Très beau texte (selon moi) d'une prof qui passe un coup de gueule, diffusé sur médiapart, à destination de nos chers dirigeant :
"Je suis prof et je suis femme. Et aujourd'hui les médias sont pleins de gens qui ne sont ni l'un ni l'autre, et qui parlent à ma place. En mon nom. "
Pas en mon nom
« Chose significative : ce n'est pas par la tête que les civilisations pourrissent. C'est d'abord par le cœur. » Aimé Césaire
Puisque vous avez l'outrecuidance, M.Blanquer, de parler de « martyr », laissez-moi faire un peu d'histoire. Et vous rappeler l'étymologie du mot : le martyr, c'est le témoin. Celui qui par ses yeux clos voit et désigne, celui par qui l'on est instruit. Les martyrs chrétiens de la Rome antique ou les martyrs palestiniens d'aujourd'hui ont ceci de commun que confrontés à un choix, ils ont décidé de sacrifier leur vie plutôt que de renier leurs convictions. Ils ont posé un acte fort, violent, incompréhensible à mes yeux, parce que contrairement à vous, monsieur le ministre, je ne suis d'aucune religion, pas même républicaine. Mais ils ont décidé le martyre, pour une cause qui leur a semblé plus grande qu'eux. Sans trop m'avancer, je crois que M. Paty, qui fut un fonctionnaire honnête, s'il avait eu le choix, aurait probablement choisi la vie. Je crois que vous fabriquez de toutes pièces un héros là où fut un homme, une victime.

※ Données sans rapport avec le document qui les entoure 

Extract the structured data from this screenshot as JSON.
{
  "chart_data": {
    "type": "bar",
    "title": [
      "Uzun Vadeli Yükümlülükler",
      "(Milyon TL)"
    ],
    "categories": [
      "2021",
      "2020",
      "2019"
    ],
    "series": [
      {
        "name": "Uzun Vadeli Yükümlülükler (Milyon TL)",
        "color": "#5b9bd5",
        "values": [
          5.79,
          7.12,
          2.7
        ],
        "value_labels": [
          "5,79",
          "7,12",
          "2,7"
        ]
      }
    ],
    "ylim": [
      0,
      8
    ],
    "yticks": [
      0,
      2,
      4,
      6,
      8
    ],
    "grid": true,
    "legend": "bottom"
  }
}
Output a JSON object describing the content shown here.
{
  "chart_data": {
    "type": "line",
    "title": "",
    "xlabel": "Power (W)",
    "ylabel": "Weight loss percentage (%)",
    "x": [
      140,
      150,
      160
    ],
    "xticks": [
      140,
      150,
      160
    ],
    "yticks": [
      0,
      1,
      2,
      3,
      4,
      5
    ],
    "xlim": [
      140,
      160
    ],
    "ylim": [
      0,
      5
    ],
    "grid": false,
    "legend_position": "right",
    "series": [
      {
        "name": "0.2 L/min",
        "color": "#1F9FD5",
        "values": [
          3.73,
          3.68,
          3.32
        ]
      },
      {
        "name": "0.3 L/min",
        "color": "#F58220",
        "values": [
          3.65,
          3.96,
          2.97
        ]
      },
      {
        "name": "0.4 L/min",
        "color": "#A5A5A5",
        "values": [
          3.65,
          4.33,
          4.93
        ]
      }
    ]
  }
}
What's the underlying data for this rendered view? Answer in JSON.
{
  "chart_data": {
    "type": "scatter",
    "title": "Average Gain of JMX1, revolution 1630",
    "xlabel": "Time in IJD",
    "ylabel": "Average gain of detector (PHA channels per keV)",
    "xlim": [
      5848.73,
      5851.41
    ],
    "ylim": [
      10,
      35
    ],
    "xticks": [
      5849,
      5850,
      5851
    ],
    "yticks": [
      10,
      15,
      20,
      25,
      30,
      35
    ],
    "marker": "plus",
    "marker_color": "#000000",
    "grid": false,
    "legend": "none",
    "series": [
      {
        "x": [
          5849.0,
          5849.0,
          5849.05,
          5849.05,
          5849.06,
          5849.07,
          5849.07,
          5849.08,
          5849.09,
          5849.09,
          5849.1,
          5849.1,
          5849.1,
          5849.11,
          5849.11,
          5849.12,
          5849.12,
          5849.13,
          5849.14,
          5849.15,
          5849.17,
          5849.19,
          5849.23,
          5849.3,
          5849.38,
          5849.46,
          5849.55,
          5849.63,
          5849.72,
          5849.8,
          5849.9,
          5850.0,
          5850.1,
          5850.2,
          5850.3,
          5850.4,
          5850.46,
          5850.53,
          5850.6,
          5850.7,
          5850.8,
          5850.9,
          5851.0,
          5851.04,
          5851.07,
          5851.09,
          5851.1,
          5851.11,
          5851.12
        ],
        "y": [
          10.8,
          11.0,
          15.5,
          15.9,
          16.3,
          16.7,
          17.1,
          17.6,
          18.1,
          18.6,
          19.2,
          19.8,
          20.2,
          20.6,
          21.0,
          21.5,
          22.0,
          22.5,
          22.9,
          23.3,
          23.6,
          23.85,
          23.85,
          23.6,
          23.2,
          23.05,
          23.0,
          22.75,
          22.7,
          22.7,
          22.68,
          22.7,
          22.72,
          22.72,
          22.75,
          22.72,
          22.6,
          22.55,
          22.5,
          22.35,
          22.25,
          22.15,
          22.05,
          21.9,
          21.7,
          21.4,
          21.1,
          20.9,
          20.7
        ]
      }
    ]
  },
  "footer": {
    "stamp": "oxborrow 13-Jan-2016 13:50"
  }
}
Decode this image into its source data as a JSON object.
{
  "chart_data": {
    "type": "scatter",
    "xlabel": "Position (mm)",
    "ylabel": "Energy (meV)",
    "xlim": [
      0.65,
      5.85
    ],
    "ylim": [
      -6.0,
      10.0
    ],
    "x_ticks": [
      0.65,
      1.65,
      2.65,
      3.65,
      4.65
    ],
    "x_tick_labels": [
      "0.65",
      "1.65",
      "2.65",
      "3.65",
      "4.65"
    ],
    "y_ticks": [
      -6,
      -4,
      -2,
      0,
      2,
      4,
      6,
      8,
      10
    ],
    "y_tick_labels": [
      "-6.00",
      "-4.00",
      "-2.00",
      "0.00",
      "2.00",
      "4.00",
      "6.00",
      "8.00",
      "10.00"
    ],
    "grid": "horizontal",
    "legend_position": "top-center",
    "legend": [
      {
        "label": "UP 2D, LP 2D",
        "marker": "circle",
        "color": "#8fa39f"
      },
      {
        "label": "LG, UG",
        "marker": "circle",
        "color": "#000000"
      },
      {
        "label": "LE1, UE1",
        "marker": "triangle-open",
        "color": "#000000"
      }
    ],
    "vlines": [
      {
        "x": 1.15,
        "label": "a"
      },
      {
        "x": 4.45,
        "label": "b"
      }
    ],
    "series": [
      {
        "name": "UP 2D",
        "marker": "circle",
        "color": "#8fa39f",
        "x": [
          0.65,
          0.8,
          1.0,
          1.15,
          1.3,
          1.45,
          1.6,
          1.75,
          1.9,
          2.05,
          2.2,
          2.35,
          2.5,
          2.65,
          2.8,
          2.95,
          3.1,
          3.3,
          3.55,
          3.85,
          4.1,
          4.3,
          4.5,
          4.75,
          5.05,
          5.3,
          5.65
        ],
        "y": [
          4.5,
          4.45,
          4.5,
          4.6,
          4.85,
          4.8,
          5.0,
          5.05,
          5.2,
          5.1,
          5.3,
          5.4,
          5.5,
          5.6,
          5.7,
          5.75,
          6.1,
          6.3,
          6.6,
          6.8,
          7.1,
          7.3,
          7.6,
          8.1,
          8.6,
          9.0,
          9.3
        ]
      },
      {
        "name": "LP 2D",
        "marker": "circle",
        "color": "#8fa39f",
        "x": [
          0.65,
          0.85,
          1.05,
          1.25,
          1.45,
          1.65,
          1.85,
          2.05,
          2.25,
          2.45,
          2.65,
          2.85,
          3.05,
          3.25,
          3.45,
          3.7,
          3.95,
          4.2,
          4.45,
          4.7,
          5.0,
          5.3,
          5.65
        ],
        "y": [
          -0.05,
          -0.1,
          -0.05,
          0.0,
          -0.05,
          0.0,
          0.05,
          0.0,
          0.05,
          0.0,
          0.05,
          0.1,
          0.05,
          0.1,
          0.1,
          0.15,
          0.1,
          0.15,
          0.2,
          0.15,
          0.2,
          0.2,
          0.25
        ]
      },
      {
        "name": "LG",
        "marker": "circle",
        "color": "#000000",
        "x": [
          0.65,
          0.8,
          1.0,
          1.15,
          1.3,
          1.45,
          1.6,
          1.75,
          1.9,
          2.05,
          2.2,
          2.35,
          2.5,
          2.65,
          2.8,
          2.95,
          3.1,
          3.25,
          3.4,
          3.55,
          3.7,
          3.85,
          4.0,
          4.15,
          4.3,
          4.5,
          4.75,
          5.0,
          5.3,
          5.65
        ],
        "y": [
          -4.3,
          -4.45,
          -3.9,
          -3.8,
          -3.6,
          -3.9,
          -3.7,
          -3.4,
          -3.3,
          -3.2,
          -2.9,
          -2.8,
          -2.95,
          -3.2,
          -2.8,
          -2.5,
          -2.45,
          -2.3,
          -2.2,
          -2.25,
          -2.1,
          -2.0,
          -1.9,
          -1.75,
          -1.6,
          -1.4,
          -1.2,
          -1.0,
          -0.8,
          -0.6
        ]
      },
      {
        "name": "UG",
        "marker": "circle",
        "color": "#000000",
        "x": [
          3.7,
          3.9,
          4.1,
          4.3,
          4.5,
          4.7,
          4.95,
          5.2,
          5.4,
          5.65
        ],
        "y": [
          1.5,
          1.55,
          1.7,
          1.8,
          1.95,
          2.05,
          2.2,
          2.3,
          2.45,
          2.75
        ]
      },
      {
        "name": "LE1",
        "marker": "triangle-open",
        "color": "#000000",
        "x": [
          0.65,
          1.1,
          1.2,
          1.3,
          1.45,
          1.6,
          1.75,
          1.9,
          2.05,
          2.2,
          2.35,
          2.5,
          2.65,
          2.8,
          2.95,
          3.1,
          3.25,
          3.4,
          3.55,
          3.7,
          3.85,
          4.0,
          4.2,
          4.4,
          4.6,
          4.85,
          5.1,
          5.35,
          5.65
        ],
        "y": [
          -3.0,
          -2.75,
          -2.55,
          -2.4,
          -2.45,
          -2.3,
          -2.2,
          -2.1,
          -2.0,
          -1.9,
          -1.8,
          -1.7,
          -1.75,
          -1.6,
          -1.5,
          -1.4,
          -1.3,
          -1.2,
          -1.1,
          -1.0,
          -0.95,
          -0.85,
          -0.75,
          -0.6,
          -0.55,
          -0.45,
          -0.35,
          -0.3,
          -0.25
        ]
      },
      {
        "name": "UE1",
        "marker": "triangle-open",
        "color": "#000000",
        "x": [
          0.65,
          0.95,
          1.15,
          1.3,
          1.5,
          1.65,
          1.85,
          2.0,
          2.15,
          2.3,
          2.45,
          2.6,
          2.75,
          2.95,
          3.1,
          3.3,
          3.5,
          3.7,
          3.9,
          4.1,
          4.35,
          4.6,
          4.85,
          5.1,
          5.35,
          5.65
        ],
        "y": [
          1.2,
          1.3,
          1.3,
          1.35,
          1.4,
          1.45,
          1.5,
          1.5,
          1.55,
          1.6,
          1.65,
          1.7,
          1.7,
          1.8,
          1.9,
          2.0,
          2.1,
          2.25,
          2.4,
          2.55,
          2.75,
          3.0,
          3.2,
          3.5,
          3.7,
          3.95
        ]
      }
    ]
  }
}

Et si vraiment vous tenez au vocabulaire religieux, monsieur le ministre, si les temps apocalyptiques sont venus, alors laissez-nous au moins choisir nos martyres. Et si je pouvais, je laisserais M.Paty vivre sa vie, qu'il aimait probablement. Et je choisis d'honorer la mémoire de Mme Christine Renon, qui elle a fait un autre choix. Qui a décidé de se donner la mort, sur son lieu de travail, dans son école, en vous accusant explicitement, vous, la hiérarchie du ministère de l’Éducation Nationale, vous, les réformateurs briseurs d'égalité, vous, les destructeurs du service public d'éducation. Nous avons choisi Christine Renon, il y a plusieurs mois, cette directrice d'école pour le sacrifice de qui vous n'avez pas eu un mot de compassion, et pour qui nous avons organisé, partout en France, des minutes de silence clandestines dans les salles de profs.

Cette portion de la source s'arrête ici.